Alleged Indianapolis Land Contract Scammers Reportedly At It Again
- Two men who buy homes under land contract but skip out on the payments after a few months have been looking for homes again, according to alleged victims who contacted Call 6 For Help. Joseph L. Stanley and business partner Steven Harris, who both own Spectrum Property Corp., would prefer people not know they are house hunting,
Call 6's Rafael Sanchez reported. Call 6 has been following Stanley and Harris' activities since late summer 2006 and recently found them on Indianapolis' northwest side, where they were being forced from a home.
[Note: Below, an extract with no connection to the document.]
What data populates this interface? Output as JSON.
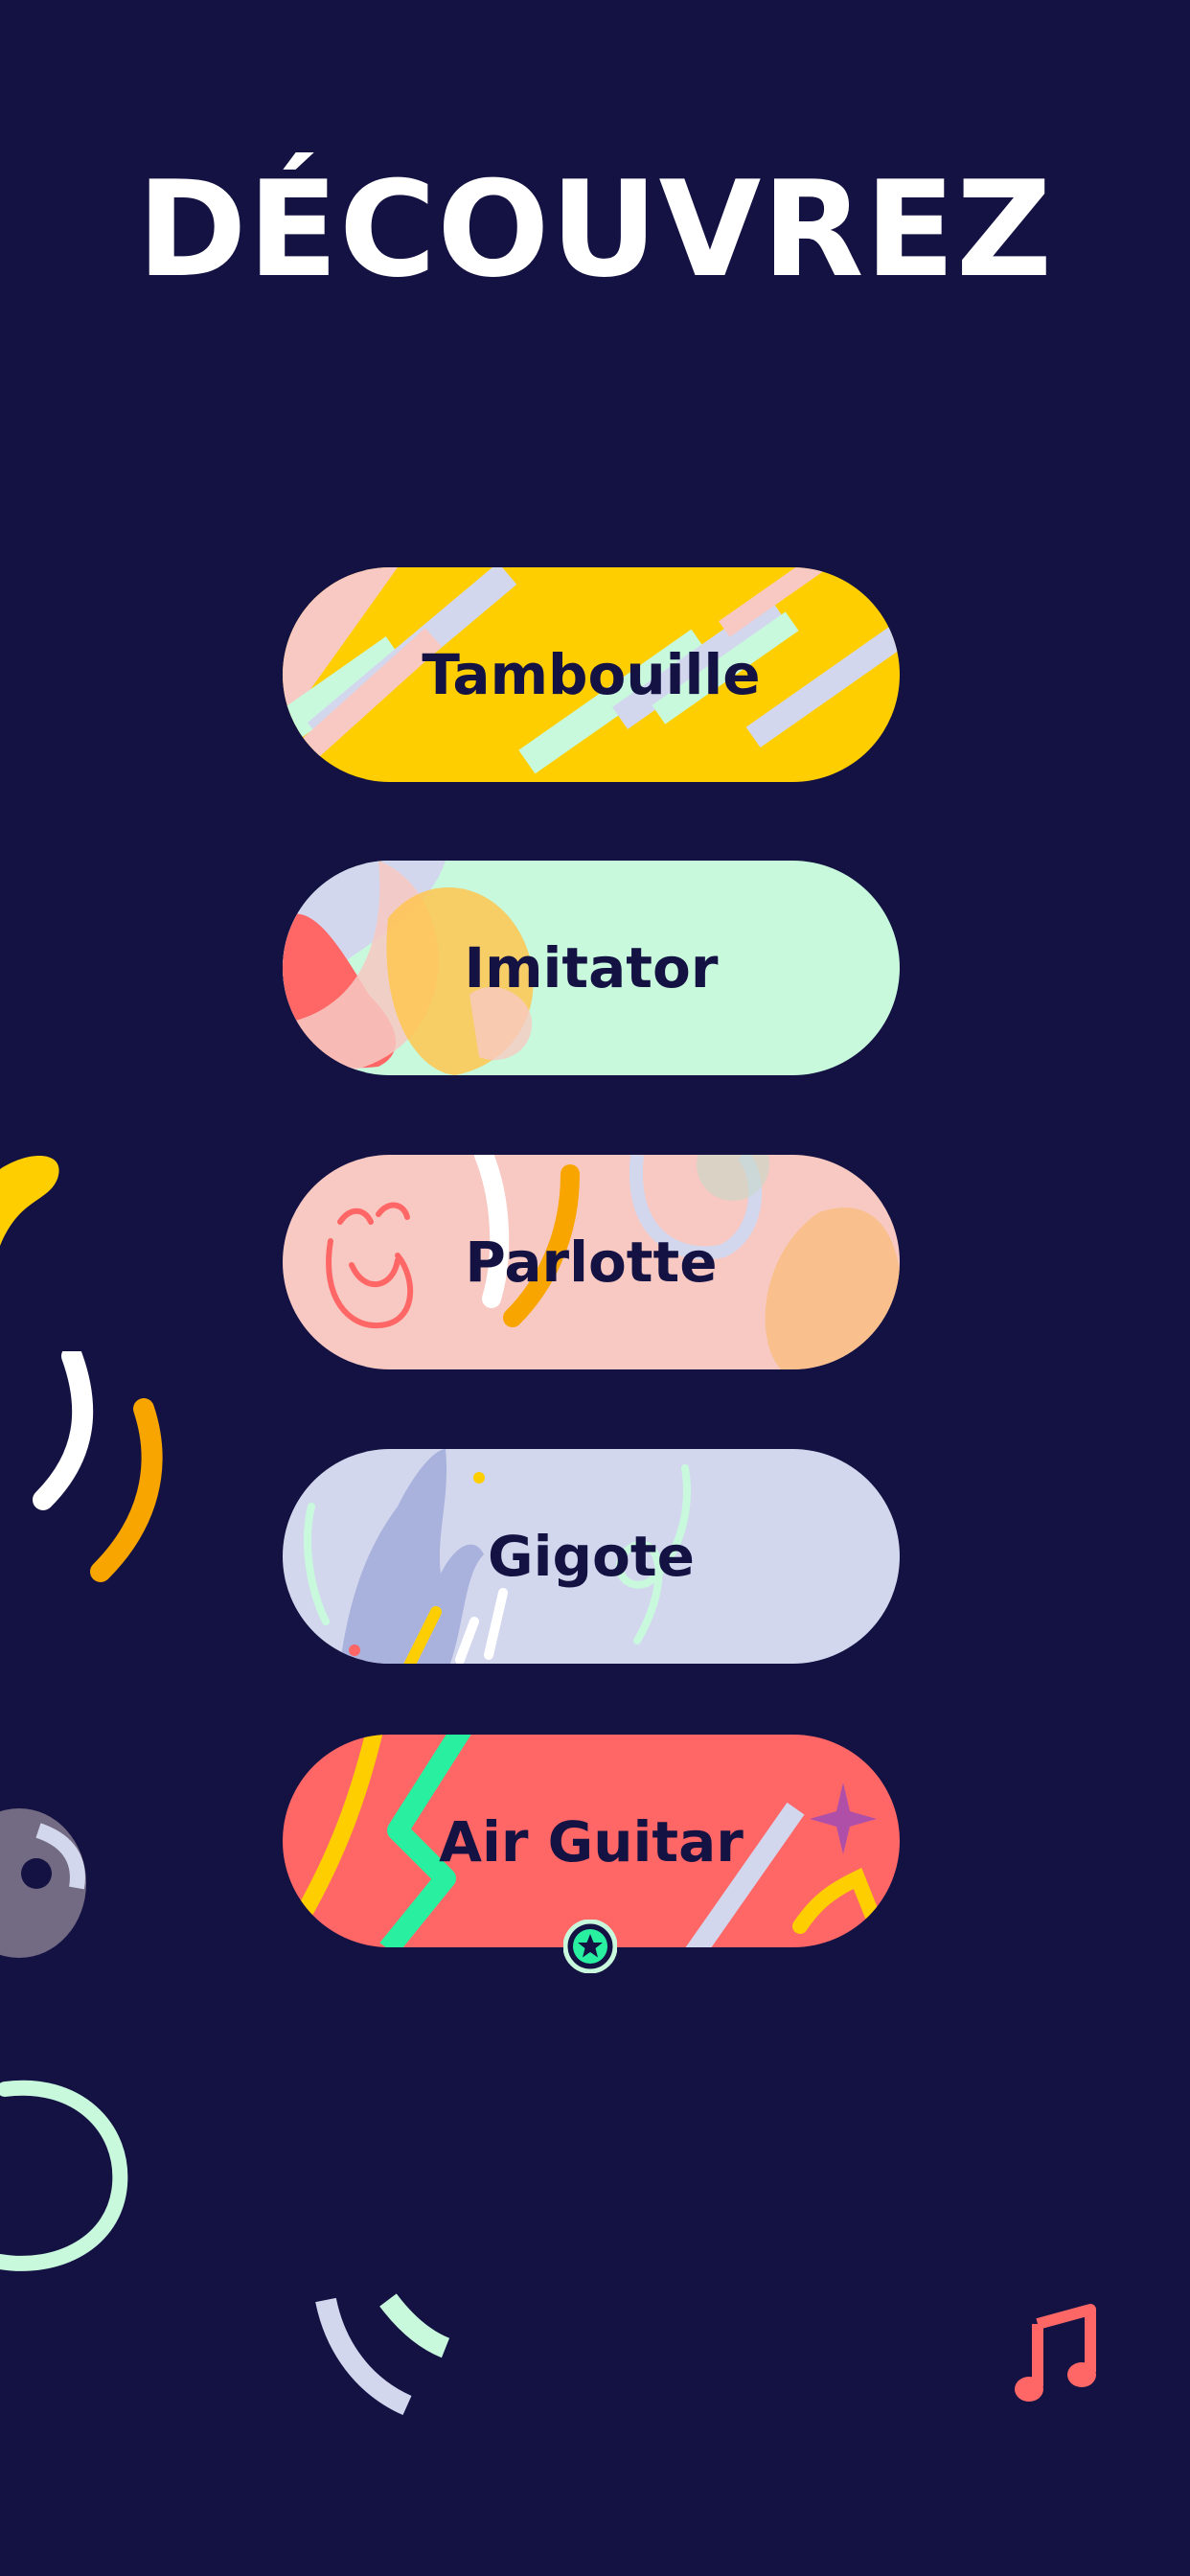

- According to a Call 6 investigation, the owners of 30 properties were left with stacks of legal fees or ruined credit histories after dealing with Stanley and Harris over the last 14 years. As a result of several court battles, there are $326,639.98 in judgments combined against the men and their companies.
- In some cases, the men move into the homes and live for free while the courts often take months to evict them. In other cases, they have tenants move into the homes. Spectrum keeps the rent and, according to homeowners, the company rarely pays what's owed on the property. That means the original homeowner gets stuck with a financial mess.
- Call 6 brought the men's activities to the attention of the Marion County prosecutor's office in November 2006. "In and of itself, it's not a crime," deputy prosecutor David Wyser said. "It's just a breach of contract." The prosecutor's office confirmed an ongoing grand jury investigation into a possible pattern of abuse.
For more, see Call 6 Investigation: Land Contract Buyers At It Again (Men Leave Homeowners With Big Legal Fees, Bad Credit) (watch video) (read transcript).
For earlier stories on this alleged scam, see:
- Court Records: Men Failed To Pay For 22 Homes Over 12 Years (watch video) (read transcript),
- Investigators Probe Two Accused Of Not Paying For Homes (watch video) (read transcript).
Editorial Note:
The prosecutor who commented for the story claims that the activities are not crimes, but rather, are simply civil matters. In other states, these activities may fall under the criminal charges of:
- grand theft, theft by fraud or deception, obtaining property under false pretenses, securing writings or execution of documents by fraud or deception, engaging in a pattern of corrupt activity, theft of property by false pretenses from victims over the age of 60.
I wonder if the prosecutor quoted in this story is trying hard enough to find the existence of a crime in this case. Maybe it's possible that the state of Indiana doesn't have any of these crimes listed in its statutes.